For Singh, living alone is a priority if she is to come back for the spring semester due to COVID-related health concerns and is currently searching for a studio apartment off-campus.
Singh said she has had a difficult time finding an off-campus apartment that meets her needs, both because of the relatively small number of studio apartments and because of the high demand.
“There's a huge market for off-campus housing right now, so people have definitely hiked up the prices,” Singh said.
While many students report increased competition and high prices for spring off-campus housing, the search has been smooth sailing for other students like College sophomore Shubha Vasisht.

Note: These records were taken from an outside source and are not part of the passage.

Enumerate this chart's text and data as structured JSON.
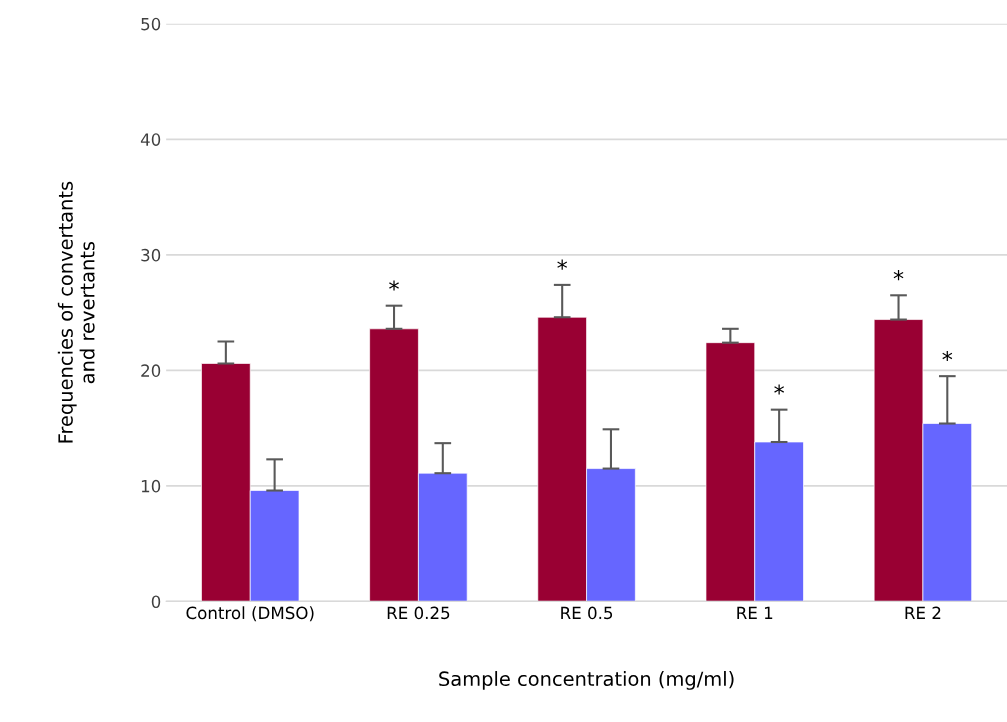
{
  "chart_data": {
    "type": "bar",
    "xlabel": "Sample concentration (mg/ml)",
    "ylabel": "Frequencies of convertants\nand revertants",
    "categories": [
      "Control (DMSO)",
      "RE 0.25",
      "RE 0.5",
      "RE 1",
      "RE 2"
    ],
    "series": [
      {
        "color": "#990033",
        "values": [
          20.6,
          23.6,
          24.6,
          22.4,
          24.4
        ],
        "errors": [
          [
            20.6,
            22.5
          ],
          [
            23.6,
            25.6
          ],
          [
            24.6,
            27.4
          ],
          [
            22.4,
            23.6
          ],
          [
            24.4,
            26.5
          ]
        ],
        "value_labels": [
          null,
          "*",
          "*",
          null,
          "*"
        ]
      },
      {
        "color": "#6666ff",
        "values": [
          9.6,
          11.1,
          11.5,
          13.8,
          15.4
        ],
        "errors": [
          [
            9.6,
            12.3
          ],
          [
            11.1,
            13.7
          ],
          [
            11.5,
            14.9
          ],
          [
            13.8,
            16.6
          ],
          [
            15.4,
            19.5
          ]
        ],
        "value_labels": [
          null,
          null,
          null,
          "*",
          "*"
        ]
      }
    ],
    "ylim": [
      0,
      50
    ],
    "yticks": [
      0,
      10,
      20,
      30,
      40,
      50
    ],
    "grid": "y",
    "legend": false
  }
}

After deciding it was not worth coming back to campus for a fully online semester, Vasisht, who hails from Princeton, N.J., also canceled her housing assignment before Penn closed on-campus housing in August. While students who canceled their fall room assignment can apply for spring semester housing starting Nov. 4, Vasisht said she does not feel comfortable returning to the dorms in the case that Penn closes them abruptly again or if a COVID-19 outbreak were to occur.
"We don't want to take that risk again, where Penn will provide us on-campus housing but then at the very last minute say never mind," she said.
Contrary to Ren and Guha, Vasisht said her search for a three-bedroom sublet was easier than expected. After posting in a Facebook group for subleases near Penn's campus, she received five offers and plans to tour them before the end of the semester.
Likewise, for College senior Sabrina Ochoa, the search for off-campus housing has been fairly easy. Ochoa, who is currently subletting an apartment in North Philadelphia, said that she and her roommates are currently deciding between a few sublet options closer to campus for the spring. Unlike some students' search for housing, Ochoa said she has encountered cheaper prices than normal.
“I think the prices have been a little bit better actually,” Ochoa said. “I think some people seem like they're a little bit more anxious to sublet their stuff, so they’re lowering their prices.”
Ochoa said that being closer to campus next semester is a priority for her, regardless of what Penn ultimately decides about dorms.
“If we're all going to be in Philly, even if we're doing remote school, we might as well be close to each other,” Ochoa said, referring to herself and her friends.